Edmund Cusick (1962–2007) was a writer and academic.

==Life==
He began his career as a lexicographer for the Oxford English Dictionary, but established it at Liverpool John Moores University as professor of Imaginative Writing.

One of Cusick's early courses at Liverpool John Moores was mentioned on national radio at its inception, due to its focus on fantasy and science fiction writing, which at the time was rare in universities. Due to the subject matter of some of his courses, Cusick was called upon to comment in the press about Tolkien's works, when they were given renewed popularity by the release of the film The Lord of the Rings.

Cusick wrote three books of poetry, and his poems were also published in the New Welsh Review and Poetry Wales. He was a regular visitor, often bringing his students, to Tŷ Newydd. He first attended as a student but later was scheduled to teach some courses there.

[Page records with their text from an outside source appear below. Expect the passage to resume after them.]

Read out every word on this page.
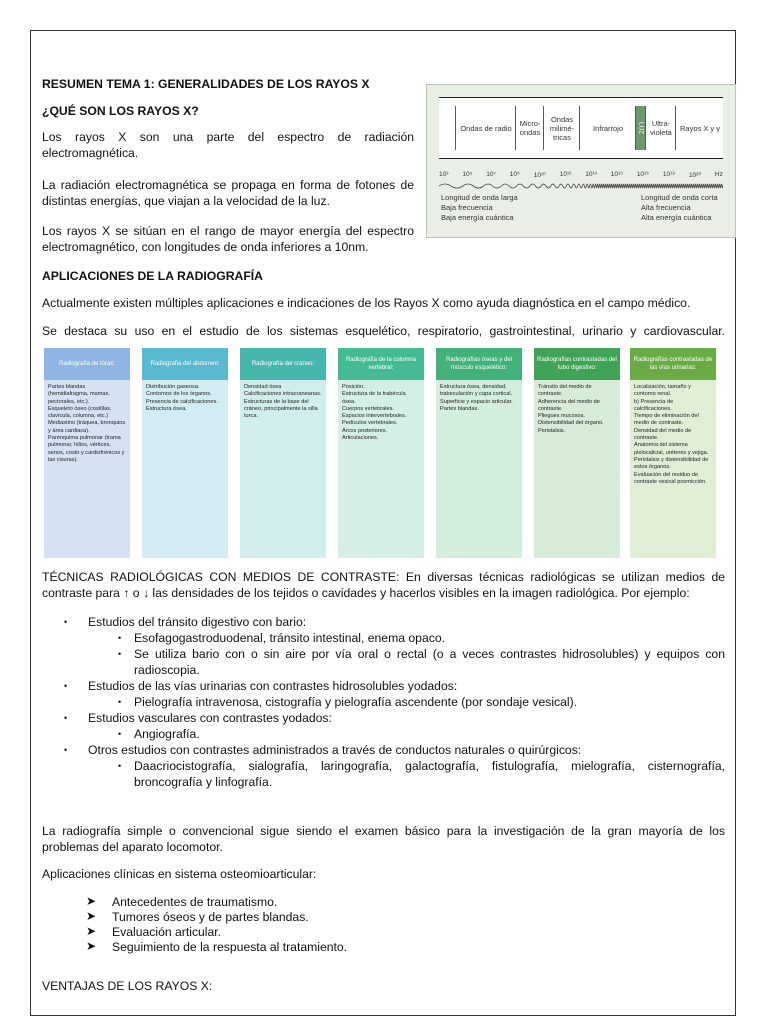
RESUMEN TEMA 1: GENERALIDADES DE LOS RAYOS X
¿QUÉ SON LOS RAYOS X?
Los rayos X son una parte del espectro de radiación electromagnética.
La radiación electromagnética se propaga en forma de fotones de distintas energías, que viajan a la velocidad de la luz.
Los rayos X se sitúan en el rango de mayor energía del espectro electromagnético, con longitudes de onda inferiores a 10nm.
Ondas de radio	Micro-ondas
Ondas milimé-tricas
Infrarrojo	LUZ Ultra-violeta	Rayos X y γ
10³ 10⁵ 10⁷ 10⁹ 10¹⁰ 10¹² 10¹³ 10¹⁵ 10¹⁶ 10¹⁸ 10²⁰ Hz
Longitud de onda larga
Baja frecuencia
Baja energía cuántica
Longitud de onda corta
Alta frecuencia
Alta energía cuántica
APLICACIONES DE LA RADIOGRAFÍA
Actualmente existen múltiples aplicaciones e indicaciones de los Rayos X como ayuda diagnóstica en el campo médico.
Se destaca su uso en el estudio de los sistemas esquelético, respiratorio, gastrointestinal, urinario y cardiovascular.
Radiografía de tórax:
Partes blandas (hemidiafragma, mamas, pectorales, etc.).
Esqueleto óseo (costillas, clavícula, columna, etc.)
Mediastino (tráquea, bronquios y área cardiaca).
Parénquima pulmonar (trama pulmonar, hilios, vértices, senos, costo y cardiofrénicos y las cisuras).
Radiografía del abdomen:
Distribución gaseosa.
Contornos de los órganos.
Presencia de calcificaciones.
Estructura ósea.
Radiografía del cráneo:
Densidad ósea
Calcificaciones intracraneanas.
Estructuras de la base del cráneo, principalmente la silla turca.
Radiografía de la columna vertebral:
Posición.
Estructura de la trabécula ósea.
Cuerpos vertebrales.
Espacios intervertebrales.
Pedículos vertebrales.
Arcos posteriores.
Articulaciones.
Radiografías óseas y del músculo esquelético:
Estructura ósea, densidad, trabeculación y capa cortical.
Superficie y espacio articular.
Partes blandas.
Radiografías contrastadas del tubo digestivo:
Tránsito del medio de contraste.
Adherencia del medio de contraste.
Pliegues mucosos.
Distensibilidad del órgano.
Peristalsis.
Radiografías contrastadas de las vías urinarias:
Localización, tamaño y contorno renal.
b) Presencia de calcificaciones.
Tiempo de eliminación del medio de contraste.
Densidad del medio de contraste.
Anatomía del sistema pielocalicial, uréteres y vejiga.
Peristalsis y distensibilidad de estos órganos.
Evaluación del residuo de contraste vesical posmicción.
TÉCNICAS RADIOLÓGICAS CON MEDIOS DE CONTRASTE: En diversas técnicas radiológicas se utilizan medios de contraste para ↑ o ↓ las densidades de los tejidos o cavidades y hacerlos visibles en la imagen radiológica. Por ejemplo:
• Estudios del tránsito digestivo con bario:
• Esofagogastroduodenal, tránsito intestinal, enema opaco.
• Se utiliza bario con o sin aire por vía oral o rectal (o a veces contrastes hidrosolubles) y equipos con radioscopia.
• Estudios de las vías urinarias con contrastes hidrosolubles yodados:
• Pielografía intravenosa, cistografía y pielografía ascendente (por sondaje vesical).
• Estudios vasculares con contrastes yodados:
• Angiografía.
• Otros estudios con contrastes administrados a través de conductos naturales o quirúrgicos:
• Daacriocistografía, sialografía, laringografía, galactografía, fistulografía, mielografía, cisternografía, broncografía y linfografía.
La radiografía simple o convencional sigue siendo el examen básico para la investigación de la gran mayoría de los problemas del aparato locomotor.
Aplicaciones clínicas en sistema osteomioarticular:
➤ Antecedentes de traumatismo.
➤ Tumores óseos y de partes blandas.
➤ Evaluación articular.
➤ Seguimiento de la respuesta al tratamiento.
VENTAJAS DE LOS RAYOS X:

Cusick was an associate member of the Welsh Academy and member of the International Association for Jungian Studies, who, reviewing his poems, considered them an application of Jungian ideas to Celtic and other myths. Cusick won a prize in the Housman Poetry Competition in 1998, a Jerwood writing fellowship, and the Keats-Shelley Prize for Poetry in 2005 for his poem Speaking in Tongues.

He has co-edited and contributed to a handbook for writers, and edited anthologies.

==Works==
Gronw's Stone: Voices from the Mabinogion (1997) Headland Publications (ISBN 0903074974) by Ann Gray and Edmund Cusick

Blodeuwedd: an Anthology of Women Poets (2001) Headland Publications (ISBN 1902096711)

Ice Maidens (2006) Headland Publications (ISBN 1902096940)

The Writer's Workbook (Hodder Arnold, 2000). (ISBN 034076001X) edited by Jenny Newman, Edmund Cusick and Aileen La Tourette)

Poetry Pool (ISBN 1902096983) Edited by Gladys Mary Coles, Aileen La Tourette and Edmund Cusick.